Tuesday, August 15, 2017
Thoughts on Charlottesville
I am the great-great-granddaughter of a Confederate soldier. My great-grandmother was not permitted to wear blue dresses because her father hated the color of the Union army and did not want his daughters clad in its hue in his presence.
I keep hearing from the Charlottesville protesters on the news, our president, and various friends and family on social media that the events of the past weekend were about preserving heritage. The Confederacy is in fact a part of my heritage, so I have as much right as anyone to cling to the monuments that pay homage to that heritage. However, I fervently believe that they should each be removed from their places of honor. Here’s why.
The men honored in Confederate memorials are not patriots of our country (like George Washington). In fact, they fought our country and were enemies of the United States in the deadliest war of our history. And although I’ve heard it argued my whole life that their cause was about more than just slavery, the fact that slavery was any part of their cause makes it completely unjustifiable. They were a nation and a military fighting to maintain a lifestyle made possible by the hard work of the humans they owned.
When I think of the Confederate veteran in my family tree, I don’t feel pride. Instead, I feel mostly sad, sad that my family was shaped by and perpetuated a culture that devalued humans so severely and sad that this fact led my ancestor to fight for such a lousy cause.
And while this sadness is plenty of reason for me to want to see these memorials disappear from our capitals and college campuses, it is far more important they be removed out of respect for our Black countrymen and women. If the men memorialized in these statues had won their war, the great-great grandfathers of my Black peers would not have been emancipated from slavery. How can we possibly continue to place the Confederacy on a pedestal and still look our Black neighbors in the eyes?

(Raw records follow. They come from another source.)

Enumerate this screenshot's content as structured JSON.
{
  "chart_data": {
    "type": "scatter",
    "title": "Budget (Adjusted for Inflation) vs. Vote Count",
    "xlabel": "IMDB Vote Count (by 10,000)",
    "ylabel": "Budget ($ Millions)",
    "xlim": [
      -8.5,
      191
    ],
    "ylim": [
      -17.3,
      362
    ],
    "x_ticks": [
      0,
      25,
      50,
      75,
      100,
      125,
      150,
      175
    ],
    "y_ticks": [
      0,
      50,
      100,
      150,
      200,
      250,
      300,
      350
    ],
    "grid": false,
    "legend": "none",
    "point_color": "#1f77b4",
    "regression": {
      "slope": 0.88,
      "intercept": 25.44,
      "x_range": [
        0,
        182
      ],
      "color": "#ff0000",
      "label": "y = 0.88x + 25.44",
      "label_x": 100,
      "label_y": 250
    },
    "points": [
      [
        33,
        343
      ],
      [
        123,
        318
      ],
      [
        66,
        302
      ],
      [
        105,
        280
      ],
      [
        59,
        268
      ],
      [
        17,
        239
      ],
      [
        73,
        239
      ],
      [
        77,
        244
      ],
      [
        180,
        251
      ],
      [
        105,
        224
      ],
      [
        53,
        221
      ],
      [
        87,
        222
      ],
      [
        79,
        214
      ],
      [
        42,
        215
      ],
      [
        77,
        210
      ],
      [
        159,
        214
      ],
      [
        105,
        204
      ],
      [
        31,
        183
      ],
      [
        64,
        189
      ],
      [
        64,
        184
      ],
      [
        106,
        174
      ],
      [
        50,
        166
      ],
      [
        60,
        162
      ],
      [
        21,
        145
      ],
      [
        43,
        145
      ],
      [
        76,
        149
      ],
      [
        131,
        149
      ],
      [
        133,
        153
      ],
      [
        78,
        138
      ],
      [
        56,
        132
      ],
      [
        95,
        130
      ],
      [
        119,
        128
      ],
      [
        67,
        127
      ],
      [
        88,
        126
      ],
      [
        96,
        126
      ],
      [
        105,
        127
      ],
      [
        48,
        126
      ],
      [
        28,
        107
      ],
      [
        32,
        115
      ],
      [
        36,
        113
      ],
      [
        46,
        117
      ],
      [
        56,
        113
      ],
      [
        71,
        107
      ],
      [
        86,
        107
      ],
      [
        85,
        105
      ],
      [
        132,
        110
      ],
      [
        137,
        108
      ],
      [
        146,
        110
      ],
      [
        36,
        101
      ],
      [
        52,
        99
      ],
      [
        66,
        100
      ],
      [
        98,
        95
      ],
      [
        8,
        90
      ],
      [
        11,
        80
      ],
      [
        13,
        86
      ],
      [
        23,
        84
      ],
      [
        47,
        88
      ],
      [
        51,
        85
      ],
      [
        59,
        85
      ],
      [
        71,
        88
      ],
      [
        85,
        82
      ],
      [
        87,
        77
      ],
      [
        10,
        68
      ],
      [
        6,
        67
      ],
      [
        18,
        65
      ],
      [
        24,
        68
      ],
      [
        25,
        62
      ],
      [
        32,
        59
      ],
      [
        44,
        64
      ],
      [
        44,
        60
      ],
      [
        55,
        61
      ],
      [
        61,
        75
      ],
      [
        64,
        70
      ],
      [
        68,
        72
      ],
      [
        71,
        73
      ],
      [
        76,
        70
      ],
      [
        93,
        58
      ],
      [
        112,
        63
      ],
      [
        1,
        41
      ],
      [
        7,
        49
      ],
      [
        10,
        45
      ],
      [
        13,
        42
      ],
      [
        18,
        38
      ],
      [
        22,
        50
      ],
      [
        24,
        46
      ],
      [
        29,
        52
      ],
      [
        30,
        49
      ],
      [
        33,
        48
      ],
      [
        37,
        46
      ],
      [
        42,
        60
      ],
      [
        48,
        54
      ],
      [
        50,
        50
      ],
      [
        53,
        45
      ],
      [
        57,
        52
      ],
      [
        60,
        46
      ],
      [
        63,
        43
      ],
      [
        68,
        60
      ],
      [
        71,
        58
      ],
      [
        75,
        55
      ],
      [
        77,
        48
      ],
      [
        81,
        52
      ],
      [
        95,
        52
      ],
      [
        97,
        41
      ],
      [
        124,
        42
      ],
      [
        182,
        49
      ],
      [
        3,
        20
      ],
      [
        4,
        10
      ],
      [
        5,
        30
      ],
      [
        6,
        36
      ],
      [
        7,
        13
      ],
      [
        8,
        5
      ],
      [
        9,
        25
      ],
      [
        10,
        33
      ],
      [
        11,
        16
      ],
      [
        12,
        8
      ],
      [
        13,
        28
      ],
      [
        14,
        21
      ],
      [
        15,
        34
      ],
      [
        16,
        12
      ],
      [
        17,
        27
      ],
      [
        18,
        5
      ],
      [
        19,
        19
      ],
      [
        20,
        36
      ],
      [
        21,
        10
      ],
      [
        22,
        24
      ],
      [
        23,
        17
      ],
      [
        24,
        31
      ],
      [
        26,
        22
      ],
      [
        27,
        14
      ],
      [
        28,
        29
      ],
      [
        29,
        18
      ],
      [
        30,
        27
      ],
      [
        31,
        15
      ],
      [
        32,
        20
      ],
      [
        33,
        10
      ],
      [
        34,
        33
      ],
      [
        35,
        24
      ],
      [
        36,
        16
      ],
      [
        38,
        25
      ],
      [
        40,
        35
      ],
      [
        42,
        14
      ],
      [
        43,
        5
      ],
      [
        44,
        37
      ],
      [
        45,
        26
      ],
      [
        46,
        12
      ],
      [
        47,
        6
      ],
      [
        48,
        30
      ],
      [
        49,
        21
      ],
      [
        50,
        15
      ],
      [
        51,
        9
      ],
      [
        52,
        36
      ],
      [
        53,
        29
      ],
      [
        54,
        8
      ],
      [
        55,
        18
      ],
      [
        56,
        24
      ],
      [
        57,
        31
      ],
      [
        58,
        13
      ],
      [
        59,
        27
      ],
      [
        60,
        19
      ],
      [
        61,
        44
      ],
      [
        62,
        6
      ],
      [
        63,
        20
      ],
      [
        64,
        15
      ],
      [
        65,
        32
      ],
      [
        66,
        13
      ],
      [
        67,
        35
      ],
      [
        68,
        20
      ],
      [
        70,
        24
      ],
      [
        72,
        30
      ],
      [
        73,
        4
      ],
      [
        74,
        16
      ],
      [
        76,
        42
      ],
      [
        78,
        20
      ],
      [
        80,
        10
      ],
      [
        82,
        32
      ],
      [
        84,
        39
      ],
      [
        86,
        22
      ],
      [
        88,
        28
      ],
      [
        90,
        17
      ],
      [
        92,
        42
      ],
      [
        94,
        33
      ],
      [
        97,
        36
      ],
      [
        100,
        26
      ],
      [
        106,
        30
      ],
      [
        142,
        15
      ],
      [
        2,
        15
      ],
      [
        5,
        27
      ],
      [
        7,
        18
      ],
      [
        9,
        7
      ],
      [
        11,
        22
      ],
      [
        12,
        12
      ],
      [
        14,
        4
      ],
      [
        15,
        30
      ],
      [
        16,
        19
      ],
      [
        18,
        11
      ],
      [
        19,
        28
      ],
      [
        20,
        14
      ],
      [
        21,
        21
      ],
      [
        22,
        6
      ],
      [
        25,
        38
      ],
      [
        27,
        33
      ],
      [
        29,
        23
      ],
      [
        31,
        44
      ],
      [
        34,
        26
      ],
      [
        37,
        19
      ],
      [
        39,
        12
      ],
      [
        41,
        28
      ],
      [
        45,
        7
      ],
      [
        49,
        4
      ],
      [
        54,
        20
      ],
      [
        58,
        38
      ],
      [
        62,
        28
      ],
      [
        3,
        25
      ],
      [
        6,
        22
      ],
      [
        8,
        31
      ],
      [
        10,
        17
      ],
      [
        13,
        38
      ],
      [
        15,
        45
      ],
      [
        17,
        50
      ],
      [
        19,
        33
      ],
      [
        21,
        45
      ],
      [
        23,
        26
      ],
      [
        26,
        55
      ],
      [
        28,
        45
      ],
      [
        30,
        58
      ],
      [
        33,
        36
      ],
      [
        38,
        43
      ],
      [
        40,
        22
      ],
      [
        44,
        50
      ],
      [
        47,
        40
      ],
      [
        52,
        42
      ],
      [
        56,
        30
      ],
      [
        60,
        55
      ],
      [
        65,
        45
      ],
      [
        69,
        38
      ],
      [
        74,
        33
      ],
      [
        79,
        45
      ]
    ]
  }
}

Counter-protesting white supremacists and Nazis who are protesting the removal of these monuments is not “alt-left.” The tag “alt” suggests fringe movements. In a country where all people are created equal, there is nothing fringe about calling out racism and bigotry.
My family history in the Confederacy is in many ways a burden. I must bear the fact that I come from people who chose the wrong side when they were faced with their generation’s battle between good and evil. I do not want my descendants to feel burdened by my actions today. That is why, despite not wanting to jump into these conversations, I find myself writing this post. By speaking out against racism today, those of us whose ancestors fought to preserve slavery can participate in God's work of redemption in this horribly broken world.